October 17th, 2023
This morning, we have a tug of war between technicals within the indexes and the market leaders, namely interest rates. The daily charts have been consistently showing the same pattern over the past several sessions. The ES is currently slightly below its 5-day moving average (4388.75) and my neutral area of 4406.50. On the other hand, the NQ is sitting above its neutral area (15,175) and just below its 5-day moving average (15,272). Whenever the major indexes hover around neutral areas and fluctuate around a mere 5-day moving average, it’s a clear sign of a choppy market.
Looking at the 3-minute chart I shared, you can see the specific zone I highlighted between Monday’s and Friday’s VWAP (4401-4382). This area is expected to be a major chop zone, as indicated by the overnight action. When you examine the VWAPs and the standard deviation lines, they are pointing upward, suggesting bullish momentum. This favors longs, but the higher interest rates this morning create a contradiction with the technicals.
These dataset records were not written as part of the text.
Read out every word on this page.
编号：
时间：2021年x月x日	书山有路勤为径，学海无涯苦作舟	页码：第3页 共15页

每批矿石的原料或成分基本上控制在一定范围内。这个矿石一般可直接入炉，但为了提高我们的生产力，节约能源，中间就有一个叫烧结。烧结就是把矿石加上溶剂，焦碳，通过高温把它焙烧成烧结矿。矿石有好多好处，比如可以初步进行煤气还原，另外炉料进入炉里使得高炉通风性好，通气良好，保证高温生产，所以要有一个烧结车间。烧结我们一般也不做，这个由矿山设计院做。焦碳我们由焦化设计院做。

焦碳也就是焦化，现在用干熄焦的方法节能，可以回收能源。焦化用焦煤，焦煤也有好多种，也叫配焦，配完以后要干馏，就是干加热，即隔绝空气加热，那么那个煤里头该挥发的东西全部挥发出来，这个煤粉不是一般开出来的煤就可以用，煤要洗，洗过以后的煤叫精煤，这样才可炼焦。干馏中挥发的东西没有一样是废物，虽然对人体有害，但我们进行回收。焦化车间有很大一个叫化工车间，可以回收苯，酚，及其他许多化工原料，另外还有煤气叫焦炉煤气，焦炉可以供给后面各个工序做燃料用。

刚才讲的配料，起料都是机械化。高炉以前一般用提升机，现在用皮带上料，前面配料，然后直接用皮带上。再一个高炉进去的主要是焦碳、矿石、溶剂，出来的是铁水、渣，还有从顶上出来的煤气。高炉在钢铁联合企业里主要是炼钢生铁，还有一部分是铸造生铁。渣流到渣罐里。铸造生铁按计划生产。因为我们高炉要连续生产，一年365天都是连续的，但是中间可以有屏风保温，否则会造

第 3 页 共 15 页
My strategy for today is as follows: If the 3-minute opening range can sustain above 4382, I will consider a small long position, with a focus on the 4382 area and a possible test of Monday’s VWAP at 4401. If the bulls can push through that level, we may witness an accelerated rally towards the upper standard deviation bands on the 3-minute chart. However, if the bulls fail to hold 4382 and we see the VWAPs and standard deviation lines begin to decline, I will start looking for short opportunities.
Remember that position sizing is always key, but in a situation where the technicals contradict the market leaders, it becomes even more crucial to keep positions small. Don’t succumb to FOMO (fear of missing out) and avoid becoming too attached to any particular trade. Stay nimble and adapt to changing market conditions.